Ve bu kadar güzelliklerin içinde ise, elbette bugün çirkinlikler de vardı!
Yemin töreni öncesi, esnası ve akabinde CHP, HDP ve İyi Parti’nin sergiledikleri terbiyesizlik ve saygısızlık, tarihe aynen de bu harfler ile yazıldı!
“Partili Cumhurbaşkanı na saygı duymayız” lafı, bir safsatadır, bir bahanedir ve terbiyesizliğe kılıf uydurmaktan öte giden bir şey asla değildir!
Zira Gazi Mustafa Kemal hem Devlet Reisi hem CHP genel Başkanı değil miydi, İsmet İnönü ona keza.
Yani bu bahaneyi nereden tutarsanız tutun, elinizde kalır. Seçimler bittikten sonra, seçilen her kim olursa olsun, sadece onu seçenlerin değil, 81 Milyonun Cumhurbaşkanıdır.
Kaldı ki, çoğunluğu alarak bu makama gelmiştir ve ona saygısızlık, tüm Millete saygısızlıktır, Milletin iradesine terbiyesizliktir!
Bunun başka bir izahı yok!
HDP’nin tutumu biraz daha farklı tabii!
Arkadaşım, bu devletin Bayrağına, Marşına, Makamlarına saygı duymuyorsan, o zaman bu ülkede Vekil olma! Olama!
Cumhurbaşkanlığı bir Makamdır. Bu ülkenin de en üst ve en şerefli makamıdır!
Kim olursan ol:
Bu Makama saygı duymak zorundasın!
CHP’nin tabii içinde bulunduğu durum, bugünkü hareketlerini gerektiriyordu. Çünkü baktığımızda, 10 Yıldır Genel Başkanlık koltuğunu işgal eden kişinin de partinin de
Erdoğanfobya ve Erdoğan karşıtlığından başka, hiçbir içeriği yok!
Hiçbir projesi de yok!
Onun için de bu terbiyesizlik ile Muhalefet yaptıklarını zannetmeleri, sanırım gayet doğal!
Aslında başka bir şey de beklemiyorum kendilerinden!
Yani olsa, 16 yıldır, en azından bir proje üretebilirlerdi! Ancak buna şahid olan var mı? Yok. Olacağını da hiç sanmıyorum şahsen.

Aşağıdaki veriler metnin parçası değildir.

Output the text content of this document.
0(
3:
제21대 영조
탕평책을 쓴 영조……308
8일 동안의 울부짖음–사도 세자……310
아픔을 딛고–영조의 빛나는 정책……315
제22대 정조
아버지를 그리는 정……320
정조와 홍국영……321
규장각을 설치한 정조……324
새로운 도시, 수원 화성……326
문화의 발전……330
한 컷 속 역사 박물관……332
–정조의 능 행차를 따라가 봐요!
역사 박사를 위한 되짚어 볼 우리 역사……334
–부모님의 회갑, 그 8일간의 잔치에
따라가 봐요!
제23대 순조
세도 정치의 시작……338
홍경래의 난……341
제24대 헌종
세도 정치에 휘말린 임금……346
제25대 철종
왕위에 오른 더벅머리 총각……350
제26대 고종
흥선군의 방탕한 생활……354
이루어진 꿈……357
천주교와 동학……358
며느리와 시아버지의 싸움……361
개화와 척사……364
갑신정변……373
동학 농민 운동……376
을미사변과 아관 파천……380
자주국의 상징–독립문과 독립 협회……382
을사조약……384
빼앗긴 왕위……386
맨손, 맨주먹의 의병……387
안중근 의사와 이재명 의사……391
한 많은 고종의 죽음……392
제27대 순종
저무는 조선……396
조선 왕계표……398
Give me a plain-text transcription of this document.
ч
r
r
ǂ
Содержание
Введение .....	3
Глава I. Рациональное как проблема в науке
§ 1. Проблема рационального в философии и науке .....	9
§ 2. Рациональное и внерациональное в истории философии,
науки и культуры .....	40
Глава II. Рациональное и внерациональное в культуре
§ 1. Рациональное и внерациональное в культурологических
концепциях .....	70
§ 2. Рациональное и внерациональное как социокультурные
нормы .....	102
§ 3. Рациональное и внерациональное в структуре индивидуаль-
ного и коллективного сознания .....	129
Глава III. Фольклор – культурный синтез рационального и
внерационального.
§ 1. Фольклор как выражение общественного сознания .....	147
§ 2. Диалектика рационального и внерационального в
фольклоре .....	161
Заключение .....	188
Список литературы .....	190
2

Beni en çok ümitlendiren, Sayın Başkanın; “Artık mazeret yok” sözü dür!
Çünkü artık Bakanlıklar, sadece birer icraat makamlarıdır ve siyasetin prangalarından da, Bürokrasinin engellerinden de muaftırlar!
Bu saatten sonra, projeler üretip uygulayacaklardır. Hepsi bu. Ha, işini yapmayan da yapamayan da, kendini
kim olursa olsun, kapı önünde bulacaktır!
Araçlara alakası olanlar bilirler, seri olarak üretilen araçlar, güçleri ne olur ise olsun, 250 de, motor kapanır! Daha hızlı, gücüne rağmen gidemez!
Ancak
“Chip Tuning” denilen bir işlemden sonra, bu teknik bariyer ortadan kalkar!
İşte Türkiye bugün bu işlemi yapmıştır!
Gücünü kısıtlayan suni bariyeri ortadan kaldırmıştır!
Bundan sonra, hiçbir siyasinin, hiçbir seçilmişin, hiçbir atanmışın, asla bahanesi olamaz!
Vakit Türkiye vaktidir, Vakit icraat vaktidir!
Halen eski sistemin yasını tutup hayıflanlar da artık kusura bakmasın!
Türkiye’nin otobanında ikaz şeridine geçsinler ve dörtlüleri yakıp, çekiciyi beklesinler!
Belki güzel bir gün gelir de onlar da anlar, terbiyesizlik ile, saygısızlık ile,
hatta ihanet ile muhalefet yapılmayacağını!
İhanet demişken de Eren Erdem den çok yoğun bilgiler geliyor. Bunun doğrultusunda, birilerin canları fena yanacağa benzer!
Herkesin densizliği kendine kalsın. Bugün bir tarih yazıldı ve bizler buna şahid olduk!
Bundan sonraki süreç için çok sevinçli ve heyecan içindeyim!
Allah, Vatana, Millete hayırlı, uğurlu etsin!